Voller shied away from questions about his personal politics and simply laughed when asked whether he had made any trips to Dubai, but he was very clear about one thing: the CIPC can be inexorable because it has the backing necessary to call out anyone who requires it.
“We have total political support from our minister,” he said of Davies, who, in a frequently reshuffled Cabinet, has been in his post since 2009. “We keep the ministry informed of all our regulatory actions, especially the high-profile ones.”
Voller has similar high praise for Parliament’s portfolio committee on trade and industry, to which he reports and which he considers the “best-functioning” committee in Parliament under chairperson Joan Fubbs, who has also held that position since 2009.
It doesn’t hurt that, unlike almost any other government agency, the CIPC is not dependent on either Parliament or its government department for funding; it is self-funding through the fees it levies from companies in its administrative work.

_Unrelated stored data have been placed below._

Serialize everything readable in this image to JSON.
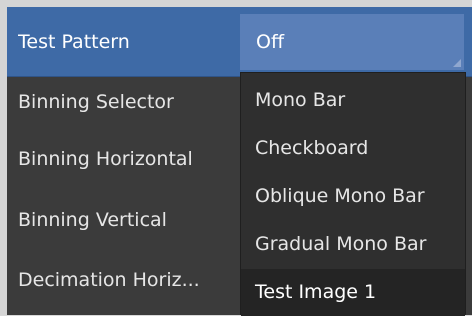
{
  "properties": {
    "rows": [
      {
        "label": "Test Pattern"
      },
      {
        "label": "Binning Selector"
      },
      {
        "label": "Binning Horizontal"
      },
      {
        "label": "Binning Vertical"
      },
      {
        "label": "Decimation Horiz..."
      }
    ],
    "selected_value": "Off"
  },
  "dropdown": {
    "options": [
      "Mono Bar",
      "Checkboard",
      "Oblique Mono Bar",
      "Gradual Mono Bar",
      "Test Image 1"
    ]
  },
  "colors": {
    "selected_row": "#3e6aa6",
    "value_box": "#5a7fb8",
    "panel_bg": "#3b3b3b",
    "dropdown_bg": "#2f2f2f"
  }
}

With the money, the support, broad powers and a smoothly functioning organisation behind him, Voller has taken an implacable stance.

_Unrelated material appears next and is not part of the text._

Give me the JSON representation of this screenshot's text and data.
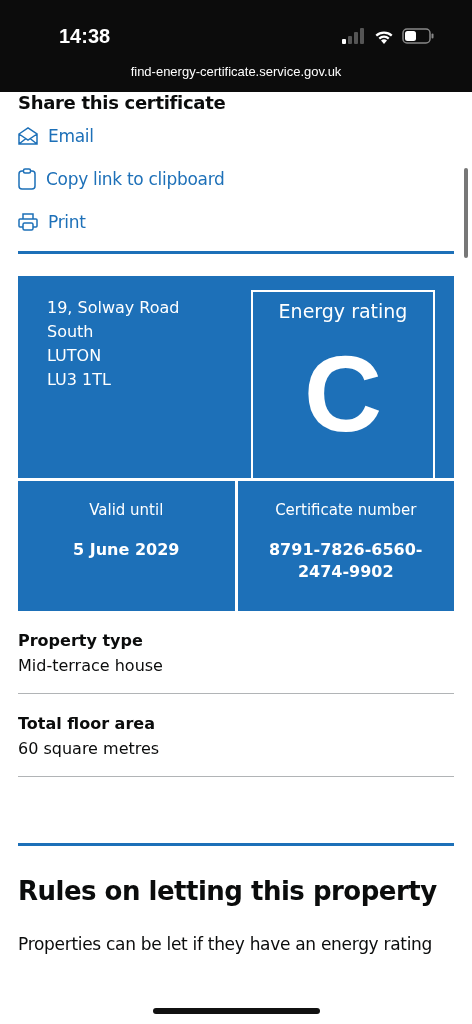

What will happen with Myeni and the corporate rules that say she cannot continue at SAA? “The minister [Gigaba] has given an undertaking to correct it,” he said.
And if that undertaking is not honoured? “We will continue to its necessary conclusion.”
Big pharma and agriculture in the patents crosshairs
Changes to the Companies Act and the way it is administered turned the Companies and Intellectual Property Commission (CIPC) into a powerful body in 2011. It became responsible for policing adherence to corporate memorandums of incorporation and the behaviour of directors, giving rise to a “compliance notice” system that is civil in every sense of the word — unless there is a continuing failure to comply.
The rule changes also made provision for proactive monitoring, which has been at the root of many of its high-profile actions recently.
“We read newspaper articles …and say: ‘Hey, hang on, there is noncompliance here,’ then we go and investigate,” said CIPC commissioner Rory Voller.
This has led the CIPC to consider a number of matters linked to state capture, even as other government agencies said they required complaints, or solid evidence, before they could act.
Similar changes to the obligations and powers of the CIPC with regard to intellectual property are expected in the near future. Although South Africa’s new policy on intellectual property is still a draft, the CIPC is training 18 patent examiners and will soon be employing 20 more to prepare for the shift to an examining patent system.
Where previously patents in South Africa simply had to be filed and stood until challenged, the new system will make the CIPC responsible for determining whether patents are valid.
The mere suggestion of a move towards such a system in recent years made pharmaceutical companies consider setting up supposedly local grass-roots organisations — in reality run from Washington — to lobby against it, in an incident civil society organisations dubbed Pharmagate. Later, the Mail & Guardian found that several supposedly independent local agricultural organisations had repeated, verbatim, the objections to the new patent system raised by global seed company DuPont Pioneer.
Those two sectors may have been right to be worried. “The important areas will be pharmaceuticals and agriculture,” said Voller on the body’s initial areas of focus for patent examinations.
The CIPC is also the natural home for a national register of the owners of companies. By law, companies must provide their shareholder registers on demand, but in reality shareholders often enjoy effective anonymity. Between antiterrorism and anti-money laundering regulations there is an inevitable need to keep track of ownership, and the CIPC is already in discussions with South Africa’s Financial Intelligence Centre about mechanisms.
“We’re 100% going there,” said Voller. “It’s going to take us a bit of time to do it, but we have people working on it right now.”